A particle moves along the x-axis according to `s=t^(3)-15/2t^(2)+12t+5`, where the symbols have their usual meaning.
(a) Determine the time when speed is increasing//decreasing.
(b) At what time, the velocity changes its direction?
(c ) Find the distance traveled in the first six seconds.

`s=t^(3)-15/2t^(2)+12t+5`
`v=(ds)/(dt)=3t^(2)-15t+12=3(t^(2)-5t+4)=3(t-1)(t-4)`
`a=(dv)/(dt)=6t-15=3(2t-5)`
When the velocity and acceleration have the same sign, the speed is increasing.

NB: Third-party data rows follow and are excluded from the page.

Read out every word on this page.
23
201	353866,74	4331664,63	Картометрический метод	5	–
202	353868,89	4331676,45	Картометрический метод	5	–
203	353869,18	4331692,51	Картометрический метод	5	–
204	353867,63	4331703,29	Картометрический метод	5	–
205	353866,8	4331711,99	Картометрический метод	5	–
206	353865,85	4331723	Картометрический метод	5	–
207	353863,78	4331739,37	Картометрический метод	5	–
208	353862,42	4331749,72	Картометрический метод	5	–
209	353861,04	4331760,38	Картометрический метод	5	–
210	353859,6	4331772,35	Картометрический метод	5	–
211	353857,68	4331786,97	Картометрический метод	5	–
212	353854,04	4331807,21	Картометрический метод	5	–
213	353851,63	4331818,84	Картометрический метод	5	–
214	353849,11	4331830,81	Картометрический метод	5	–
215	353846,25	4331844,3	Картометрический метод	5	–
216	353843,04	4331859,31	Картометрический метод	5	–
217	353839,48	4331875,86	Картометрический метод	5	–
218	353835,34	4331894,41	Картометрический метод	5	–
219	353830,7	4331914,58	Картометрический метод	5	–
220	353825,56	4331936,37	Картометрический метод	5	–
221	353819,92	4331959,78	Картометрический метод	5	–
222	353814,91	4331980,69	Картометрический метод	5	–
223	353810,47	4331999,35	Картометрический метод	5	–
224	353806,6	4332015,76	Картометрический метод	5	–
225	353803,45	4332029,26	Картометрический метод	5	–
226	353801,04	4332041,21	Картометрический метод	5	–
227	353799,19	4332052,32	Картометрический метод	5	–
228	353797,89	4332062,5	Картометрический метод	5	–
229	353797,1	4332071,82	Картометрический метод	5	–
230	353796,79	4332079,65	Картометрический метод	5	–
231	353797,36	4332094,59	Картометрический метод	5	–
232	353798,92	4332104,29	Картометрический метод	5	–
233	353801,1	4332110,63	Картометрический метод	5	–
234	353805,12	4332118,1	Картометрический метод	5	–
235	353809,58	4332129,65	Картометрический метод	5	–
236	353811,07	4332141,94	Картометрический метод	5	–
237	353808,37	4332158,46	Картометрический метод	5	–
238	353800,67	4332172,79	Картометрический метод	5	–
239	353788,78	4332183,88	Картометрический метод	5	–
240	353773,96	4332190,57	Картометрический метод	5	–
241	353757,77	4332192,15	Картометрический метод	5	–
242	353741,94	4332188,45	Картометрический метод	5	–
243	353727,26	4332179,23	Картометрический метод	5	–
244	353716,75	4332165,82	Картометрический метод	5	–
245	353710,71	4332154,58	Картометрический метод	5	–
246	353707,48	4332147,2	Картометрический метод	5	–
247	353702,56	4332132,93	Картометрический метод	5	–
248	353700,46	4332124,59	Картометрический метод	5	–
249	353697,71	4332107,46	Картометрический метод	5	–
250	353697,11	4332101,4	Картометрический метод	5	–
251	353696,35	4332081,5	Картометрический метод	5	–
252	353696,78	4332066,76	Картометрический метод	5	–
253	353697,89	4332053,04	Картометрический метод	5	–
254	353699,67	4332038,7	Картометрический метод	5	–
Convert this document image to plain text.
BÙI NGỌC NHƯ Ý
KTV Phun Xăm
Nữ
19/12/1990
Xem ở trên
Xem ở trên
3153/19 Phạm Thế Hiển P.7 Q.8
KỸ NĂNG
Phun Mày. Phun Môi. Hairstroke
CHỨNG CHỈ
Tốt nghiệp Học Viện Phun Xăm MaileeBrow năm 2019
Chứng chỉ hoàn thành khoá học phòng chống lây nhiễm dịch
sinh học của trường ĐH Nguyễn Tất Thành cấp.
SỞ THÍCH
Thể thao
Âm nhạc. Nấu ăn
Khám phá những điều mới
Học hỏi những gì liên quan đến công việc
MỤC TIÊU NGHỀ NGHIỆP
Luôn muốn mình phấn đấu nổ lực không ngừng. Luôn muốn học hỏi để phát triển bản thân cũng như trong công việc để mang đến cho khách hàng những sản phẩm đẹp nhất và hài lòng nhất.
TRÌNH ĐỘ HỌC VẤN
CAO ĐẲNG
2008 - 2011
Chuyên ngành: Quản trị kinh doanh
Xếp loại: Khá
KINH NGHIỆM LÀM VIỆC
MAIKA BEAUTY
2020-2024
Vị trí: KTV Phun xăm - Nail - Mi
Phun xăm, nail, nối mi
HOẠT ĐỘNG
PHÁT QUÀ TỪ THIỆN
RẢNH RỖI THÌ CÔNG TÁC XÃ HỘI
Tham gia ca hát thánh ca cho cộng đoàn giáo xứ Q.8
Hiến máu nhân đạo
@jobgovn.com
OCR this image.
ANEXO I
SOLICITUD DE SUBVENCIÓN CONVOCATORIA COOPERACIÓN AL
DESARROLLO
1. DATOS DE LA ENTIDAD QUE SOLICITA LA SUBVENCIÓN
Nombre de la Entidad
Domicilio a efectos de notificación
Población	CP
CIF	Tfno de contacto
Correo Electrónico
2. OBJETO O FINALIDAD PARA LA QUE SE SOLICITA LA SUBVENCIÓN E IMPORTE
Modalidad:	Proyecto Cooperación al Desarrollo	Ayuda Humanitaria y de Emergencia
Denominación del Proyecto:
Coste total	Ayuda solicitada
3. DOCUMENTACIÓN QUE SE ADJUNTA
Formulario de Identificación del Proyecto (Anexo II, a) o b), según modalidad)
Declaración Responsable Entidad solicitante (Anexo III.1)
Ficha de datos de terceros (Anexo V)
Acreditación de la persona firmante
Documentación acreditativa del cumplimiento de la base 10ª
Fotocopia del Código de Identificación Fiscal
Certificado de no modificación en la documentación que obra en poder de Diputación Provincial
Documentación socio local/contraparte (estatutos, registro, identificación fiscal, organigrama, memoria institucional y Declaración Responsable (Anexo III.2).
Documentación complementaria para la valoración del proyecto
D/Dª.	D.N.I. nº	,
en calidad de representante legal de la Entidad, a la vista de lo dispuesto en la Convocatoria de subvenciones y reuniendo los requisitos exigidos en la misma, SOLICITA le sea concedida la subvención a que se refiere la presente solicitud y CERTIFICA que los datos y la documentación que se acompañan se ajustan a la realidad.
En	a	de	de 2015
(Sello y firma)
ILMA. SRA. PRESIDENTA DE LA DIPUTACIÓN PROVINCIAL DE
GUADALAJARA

When the velocity and acceleration have opposite signs, the speed is decreasing.
When `t lt 2.5 s, a lt 0`
When `t gt 2.5 s, a gt 0`
(a) When `t lt 1 s, v gt 0, a lt 0`, the speed is decreasing
When `1 s lt t lt 2.5 s, v lt 0, a lt 0`, the speed is increasing
When `2.5 s lt t lt 4 s, v lt 0, a gt 0`, the speed is decreasing
When `t gt 4 s, v gt 0, a gt 0`, the speed is increasing
(b) `v=0=3(t-1)(t-4)impliest=1 s, 4s`
At `t=1 s` and `t=4 s`, the velocity changes direction
(c ) At `t=0, s=5m`
At `t=1s, s=10.5 m`
At `t=4s, s=-3m`
At `t=6s, s=23m`